For todays leetcode challenge Unique Binary Search Trees II. This is the dp solution. I think it has best possible run time. But I don't even have a clue on how to figure out its run time. Here is what I think. At each level we are doing O(N) work then two recursive calls .. combined these two calls will inturn recursively call N-1 times .. till 1 element is left.. thus estimate is it is N^N roughly..
am I correct?
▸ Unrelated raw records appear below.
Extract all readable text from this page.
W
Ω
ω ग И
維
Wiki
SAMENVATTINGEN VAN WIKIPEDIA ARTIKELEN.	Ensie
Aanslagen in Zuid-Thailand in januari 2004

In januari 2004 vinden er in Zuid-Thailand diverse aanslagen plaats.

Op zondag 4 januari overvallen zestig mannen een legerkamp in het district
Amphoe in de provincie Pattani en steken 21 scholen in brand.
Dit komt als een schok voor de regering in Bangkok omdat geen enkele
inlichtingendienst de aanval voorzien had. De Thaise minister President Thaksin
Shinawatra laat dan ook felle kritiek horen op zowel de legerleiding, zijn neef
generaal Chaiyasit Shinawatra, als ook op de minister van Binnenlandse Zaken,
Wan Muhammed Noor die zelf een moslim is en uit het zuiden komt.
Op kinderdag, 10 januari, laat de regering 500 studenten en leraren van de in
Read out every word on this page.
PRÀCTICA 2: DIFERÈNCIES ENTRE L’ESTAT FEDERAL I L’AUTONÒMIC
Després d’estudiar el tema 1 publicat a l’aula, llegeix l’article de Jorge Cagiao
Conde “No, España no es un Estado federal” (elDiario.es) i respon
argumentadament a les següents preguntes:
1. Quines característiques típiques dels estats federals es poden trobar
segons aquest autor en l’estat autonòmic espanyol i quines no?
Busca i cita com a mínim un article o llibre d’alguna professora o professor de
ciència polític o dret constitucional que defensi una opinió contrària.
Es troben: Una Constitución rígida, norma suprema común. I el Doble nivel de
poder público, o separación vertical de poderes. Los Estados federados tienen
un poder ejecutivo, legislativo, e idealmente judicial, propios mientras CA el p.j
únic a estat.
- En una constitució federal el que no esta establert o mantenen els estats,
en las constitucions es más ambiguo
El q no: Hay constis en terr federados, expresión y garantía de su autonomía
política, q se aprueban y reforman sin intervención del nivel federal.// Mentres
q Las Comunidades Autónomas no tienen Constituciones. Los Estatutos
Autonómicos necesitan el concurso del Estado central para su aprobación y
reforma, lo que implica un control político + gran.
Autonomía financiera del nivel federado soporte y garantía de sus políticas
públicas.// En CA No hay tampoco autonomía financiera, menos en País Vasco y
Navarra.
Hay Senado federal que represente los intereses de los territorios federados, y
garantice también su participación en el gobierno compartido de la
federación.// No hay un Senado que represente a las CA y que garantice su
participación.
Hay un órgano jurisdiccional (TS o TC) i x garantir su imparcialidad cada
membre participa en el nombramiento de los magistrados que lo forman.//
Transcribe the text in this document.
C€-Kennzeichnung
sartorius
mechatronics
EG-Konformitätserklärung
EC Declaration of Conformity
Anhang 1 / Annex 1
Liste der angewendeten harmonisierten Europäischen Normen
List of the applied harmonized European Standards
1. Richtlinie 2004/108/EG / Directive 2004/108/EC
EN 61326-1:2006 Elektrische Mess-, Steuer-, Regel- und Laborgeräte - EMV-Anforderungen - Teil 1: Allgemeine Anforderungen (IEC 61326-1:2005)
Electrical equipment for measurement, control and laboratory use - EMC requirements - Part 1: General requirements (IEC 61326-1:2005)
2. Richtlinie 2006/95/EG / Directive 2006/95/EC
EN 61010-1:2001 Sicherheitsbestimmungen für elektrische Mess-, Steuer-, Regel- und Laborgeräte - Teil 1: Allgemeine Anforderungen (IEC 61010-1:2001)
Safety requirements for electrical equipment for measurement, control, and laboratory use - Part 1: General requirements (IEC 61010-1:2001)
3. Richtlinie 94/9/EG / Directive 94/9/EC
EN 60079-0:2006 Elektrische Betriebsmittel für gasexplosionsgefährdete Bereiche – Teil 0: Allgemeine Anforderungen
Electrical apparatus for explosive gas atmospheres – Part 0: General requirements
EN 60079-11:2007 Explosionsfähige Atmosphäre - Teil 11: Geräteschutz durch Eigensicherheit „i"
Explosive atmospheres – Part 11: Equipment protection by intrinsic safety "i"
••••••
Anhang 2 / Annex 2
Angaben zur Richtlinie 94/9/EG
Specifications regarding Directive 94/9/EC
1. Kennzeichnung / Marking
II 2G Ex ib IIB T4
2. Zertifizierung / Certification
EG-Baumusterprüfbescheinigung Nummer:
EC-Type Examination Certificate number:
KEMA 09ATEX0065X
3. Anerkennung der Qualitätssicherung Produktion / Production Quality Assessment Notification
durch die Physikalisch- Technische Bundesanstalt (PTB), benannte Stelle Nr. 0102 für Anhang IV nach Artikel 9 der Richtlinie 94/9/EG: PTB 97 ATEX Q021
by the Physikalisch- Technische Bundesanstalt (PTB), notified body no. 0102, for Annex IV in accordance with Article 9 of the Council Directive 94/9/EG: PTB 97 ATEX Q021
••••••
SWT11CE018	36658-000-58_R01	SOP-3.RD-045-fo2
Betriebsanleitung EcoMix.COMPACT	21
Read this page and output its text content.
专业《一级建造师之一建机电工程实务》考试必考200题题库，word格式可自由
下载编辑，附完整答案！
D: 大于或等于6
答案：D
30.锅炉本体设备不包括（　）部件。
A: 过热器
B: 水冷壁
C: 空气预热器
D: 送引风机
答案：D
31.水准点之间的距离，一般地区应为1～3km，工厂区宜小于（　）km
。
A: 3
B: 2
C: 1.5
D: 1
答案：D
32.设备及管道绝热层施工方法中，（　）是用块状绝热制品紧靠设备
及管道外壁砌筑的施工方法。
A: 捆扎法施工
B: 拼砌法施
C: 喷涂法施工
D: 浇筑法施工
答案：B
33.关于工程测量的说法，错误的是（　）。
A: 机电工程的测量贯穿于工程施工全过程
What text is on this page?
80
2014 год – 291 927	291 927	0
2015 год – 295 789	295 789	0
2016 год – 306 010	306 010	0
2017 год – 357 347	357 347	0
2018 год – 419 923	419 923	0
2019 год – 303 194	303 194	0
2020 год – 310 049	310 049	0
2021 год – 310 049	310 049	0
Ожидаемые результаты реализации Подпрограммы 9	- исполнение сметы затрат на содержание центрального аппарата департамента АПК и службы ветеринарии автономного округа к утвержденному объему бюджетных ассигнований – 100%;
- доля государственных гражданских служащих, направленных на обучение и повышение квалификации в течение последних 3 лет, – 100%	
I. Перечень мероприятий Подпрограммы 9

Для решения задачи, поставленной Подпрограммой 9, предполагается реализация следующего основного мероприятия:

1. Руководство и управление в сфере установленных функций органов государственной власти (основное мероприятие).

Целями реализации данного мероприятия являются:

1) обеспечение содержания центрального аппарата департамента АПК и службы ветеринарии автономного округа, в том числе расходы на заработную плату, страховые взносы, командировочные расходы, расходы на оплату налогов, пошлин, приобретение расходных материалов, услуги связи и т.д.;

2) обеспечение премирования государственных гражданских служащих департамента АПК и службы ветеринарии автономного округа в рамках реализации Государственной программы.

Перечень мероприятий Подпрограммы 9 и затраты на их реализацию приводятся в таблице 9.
What is your reasoning on this..
class Solution {
List<TreeNode>[][] dp;
public List<TreeNode> generateTrees(int n) {
dp = new List[n+1][n+1];
return solution(1, n);
}
public List<TreeNode> solution(int lo, int hi){
List<TreeNode> res= new ArrayList<TreeNode>();
if(lo>hi){
res.add(null);
return res;
}
if(lo==hi){
res.add(new TreeNode(lo));
return res;
}
if(dp[lo][hi]!=null)
return dp[lo][hi];
for(int i=lo; i<=hi; i++){
List<TreeNode> left_roots = solution(lo, i-1);
List<TreeNode> right_roots = solution(i+1, hi);
for(TreeNode left_h : left_roots){
for(TreeNode right_h : right_roots){
TreeNode root = new TreeNode(i);
root.left = left_h;
root.right = right_h;
res.add(root);
}
}
}
dp[lo][hi] = res;
return res;
}
}